There’s a series of Bon Jovi documentaries on Disney at the moment. I am watching them in my spare hours. Bon Jovi were my first love, really. Along with ZZ Top. If I hadn’t heard “You Give Love A Bad Name” in 1986, it’s highly likely there’d be no MV and I wouldn’t have spent the last 40 years obsessing about music.

But I am “just” a fan. I’ve no musical talent whatsoever. You tend not to consider that being in a big band isn’t always ace (although, back to Jovi, there was a film 30 years ago that they made about the New Jersey Tour where they looked royally pissed off)

Which brings us to Lowlives. Lee Downer and Luke Johnson, two Brits living in LA, were disillusioned with the music business (Downer had been frontman in The Defiled, Johnson the drummer in all kinds of bands including on Amen – I’d liked and seen both live so offer no comment) but needed to rediscover their fire, the same childlike love of music everyone reading this have all got deep down.

Enter “Freaking Out”. 10 songs that had been knocking around for ages, but are now seeing the light on Spinefarm records.

Let’s finally get down to brass tacks, shall we? The thing is utterly glorious from the minute it bursts out of the blocks with its title track, it is wonderful. Reminiscent of the James And The Cold Gun record I was mad for a year or so ago: “This is how I see myself” goes the chorus and maybe they’re finally able to present themselves fully?

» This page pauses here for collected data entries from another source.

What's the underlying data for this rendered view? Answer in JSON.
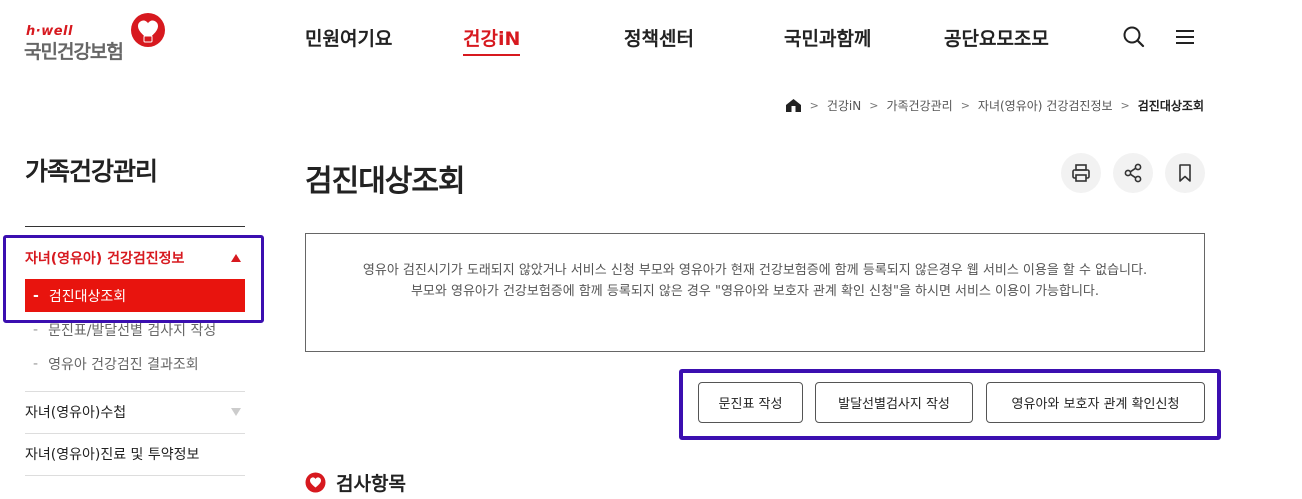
{
  "header": {
    "logo_small": "h·well",
    "logo_main": "국민건강보험",
    "nav": [
      {
        "label": "민원여기요"
      },
      {
        "label": "건강iN",
        "active": true
      },
      {
        "label": "정책센터"
      },
      {
        "label": "국민과함께"
      },
      {
        "label": "공단요모조모"
      }
    ],
    "icons": [
      "search-icon",
      "menu-icon"
    ]
  },
  "breadcrumb": {
    "items": [
      "건강iN",
      "가족건강관리",
      "자녀(영유아) 건강검진정보"
    ],
    "current": "검진대상조회"
  },
  "sidebar": {
    "title": "가족건강관리",
    "active_group": "자녀(영유아) 건강검진정보",
    "current_item": "검진대상조회",
    "sub_items": [
      "문진표/발달선별 검사지 작성",
      "영유아 건강검진 결과조회"
    ],
    "groups": [
      "자녀(영유아)수첩",
      "자녀(영유아)진료 및 투약정보"
    ]
  },
  "main": {
    "title": "검진대상조회",
    "tools": [
      "print-icon",
      "share-icon",
      "bookmark-icon"
    ],
    "notice_line1": "영유아 검진시기가 도래되지 않았거나 서비스 신청 부모와 영유아가 현재 건강보험증에 함께 등록되지 않은경우 웹 서비스 이용을 할 수 없습니다.",
    "notice_line2": "부모와 영유아가 건강보험증에 함께 등록되지 않은 경우 \"영유아와 보호자 관계 확인 신청\"을 하시면 서비스 이용이 가능합니다.",
    "buttons": [
      "문진표 작성",
      "발달선별검사지 작성",
      "영유아와 보호자 관계 확인신청"
    ],
    "section_title": "검사항목"
  },
  "colors": {
    "brand_red": "#d7191f",
    "active_bg": "#e8140e",
    "highlight": "#3b0fb0"
  }
}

It’s unlikely, if you have a pulse and/or like Dinosaur Pile-up that you’ll resist “Liar” and its hook. But listen to it closer and it’s catharsis you can hear.

And you can hear catharsis everywhere. Guitarist Jaxon Moore can riff with the best of them and “Getting High On Being Low” doesn’t let up.

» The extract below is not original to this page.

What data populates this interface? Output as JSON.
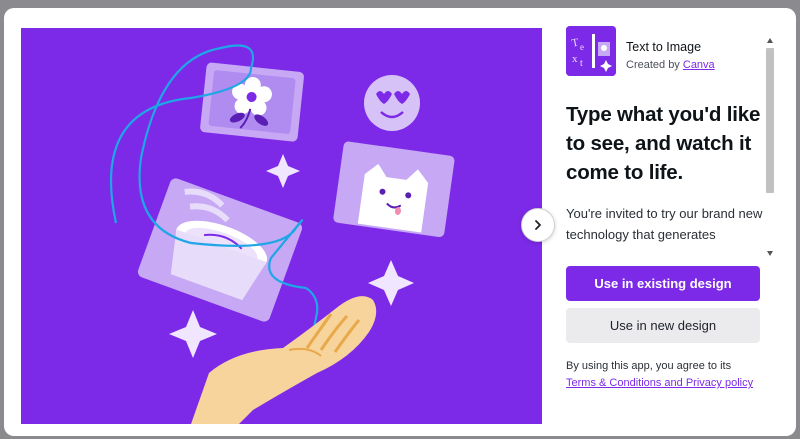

Nothing does. Even when it slows down, like on “Swan Dive”. Now, I’ve been pretty careful so far to avoid the lazy grunge comparisons (largely because I am not the biggest Nirvana fan in the world) but I adore AIC, and fans of them should get here.

You can compare Lowlives to who you please, mind you (and I suspect that the band would be cool with it) and still come back to the fact that for all the influences “Loser” fills massive venues given half the chance (and Feeder have with stuff that used to sound like this).

Wherever you look there’s something fantastic. “You Don’t Care”, fizzes along, “Out Of Step” slams its way through the door, with a bit of punk and a lot of Stone Temple Pilots’ early intent, and whatever happens on “…Out”, the more ballad-like “Closer Than You Know”, or the brilliant “Damien” – about a lad that disappeared on the Isle Of Wight -then “intent” is the common thread. This means every word.

The acoustic closer “Vertigo” gives an insight into other things that might be coming from the band – a “Something In The Way” moment, if you will. And this time it feels like they’ve all found a home.

I’ve been rather freaking out about how good “Freaking Out” was since I heard it last week, and I’ve been considering how to end this properly (I know it might look like a load of half-arsed references to other bands, but I do care about these reviews), and it’s like this: Bollocks to hyperbole and I am not doing this for clickbait. This is the best debut album in years – probably since Those Damn Crows similarly made me remember why I love hearing new music in the middle of the last decade.